If you’re looking for alternative risk transfer options that allow you to step outside of the traditional insurance marketplace to cover some or all of your business’s risk management needs, captive insurance is one of the first options to consider. Not only do captive insurers allow you to access coverage that works comparably to traditional insurance while saving money, but they also provide you with the option to dictate exactly the provisions you need, so you are never over-insure. So, what is a captive insurer? Well, simply put, it’s one you own.

Setting Up a Captive Insurer

There are captive insurance services that make a point of providing streamlined processes for setting up an insurer owned by your business, so you don’t usually have to do the work yourself.

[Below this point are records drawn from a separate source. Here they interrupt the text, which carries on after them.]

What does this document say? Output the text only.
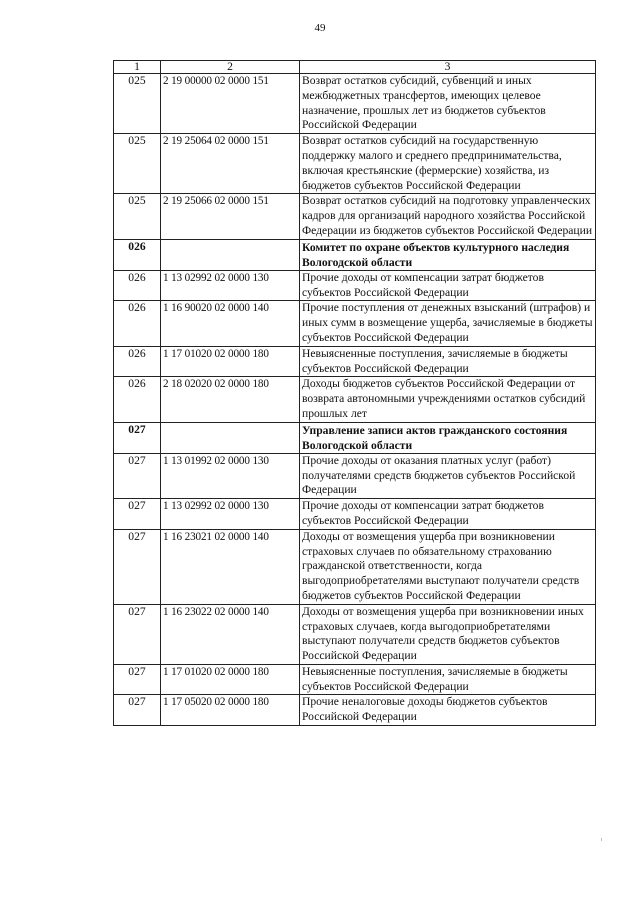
49
1	2	3
025	2 19 00000 02 0000 151	Возврат остатков субсидий, субвенций и иных межбюджетных трансфертов, имеющих целевое назначение, прошлых лет из бюджетов субъектов Российской Федерации
025	2 19 25064 02 0000 151	Возврат остатков субсидий на государственную поддержку малого и среднего предпринимательства, включая крестьянские (фермерские) хозяйства, из бюджетов субъектов Российской Федерации
025	2 19 25066 02 0000 151	Возврат остатков субсидий на подготовку управленческих кадров для организаций народного хозяйства Российской Федерации из бюджетов субъектов Российской Федерации
026		Комитет по охране объектов культурного наследия Вологодской области
026	1 13 02992 02 0000 130	Прочие доходы от компенсации затрат бюджетов субъектов Российской Федерации
026	1 16 90020 02 0000 140	Прочие поступления от денежных взысканий (штрафов) и иных сумм в возмещение ущерба, зачисляемые в бюджеты субъектов Российской Федерации
026	1 17 01020 02 0000 180	Невыясненные поступления, зачисляемые в бюджеты субъектов Российской Федерации
026	2 18 02020 02 0000 180	Доходы бюджетов субъектов Российской Федерации от возврата автономными учреждениями остатков субсидий прошлых лет
027		Управление записи актов гражданского состояния Вологодской области
027	1 13 01992 02 0000 130	Прочие доходы от оказания платных услуг (работ) получателями средств бюджетов субъектов Российской Федерации
027	1 13 02992 02 0000 130	Прочие доходы от компенсации затрат бюджетов субъектов Российской Федерации
027	1 16 23021 02 0000 140	Доходы от возмещения ущерба при возникновении страховых случаев по обязательному страхованию гражданской ответственности, когда выгодоприобретателями выступают получатели средств бюджетов субъектов Российской Федерации
027	1 16 23022 02 0000 140	Доходы от возмещения ущерба при возникновении иных страховых случаев, когда выгодоприобретателями выступают получатели средств бюджетов субъектов Российской Федерации
027	1 17 01020 02 0000 180	Невыясненные поступления, зачисляемые в бюджеты субъектов Российской Федерации
027	1 17 05020 02 0000 180	Прочие неналоговые доходы бюджетов субъектов Российской Федерации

Those services also broker agreements between companies with similar needs to create multi-parent captives when requested. This splits the cost of setting up and running the new company, allowing small businesses to access the benefits of captive insurance without assuming the full financial risks themselves.

Captive Insurance

Whether you use a service or work with your own legal team, the new business needs to have a financial reserve that meets the requirements for an insurer in your state. That means meeting cash reserve requirements, which can be a large expense. Once the new company is in operation, it will need administrative support from employees or contractors and it will need an income to replenish cash reserves, and that income is your premium payment on the policy your new captive writes for you. The costs are typically below market because you only need the business to break even on its costs and payouts, but they do represent a regular expense.

Changing Your Policy with a Captive

Changing your insurance policy with your captive insurer is a lot like changing it through a regular insurance review. The big difference is that the insurance professionals who write the new policy will be working for you, so you can get exactly the coverage you want, within your budget for premiums. It’s not just a matter of saving money, for some companies it’s a matter of affordable access to more valuable policies.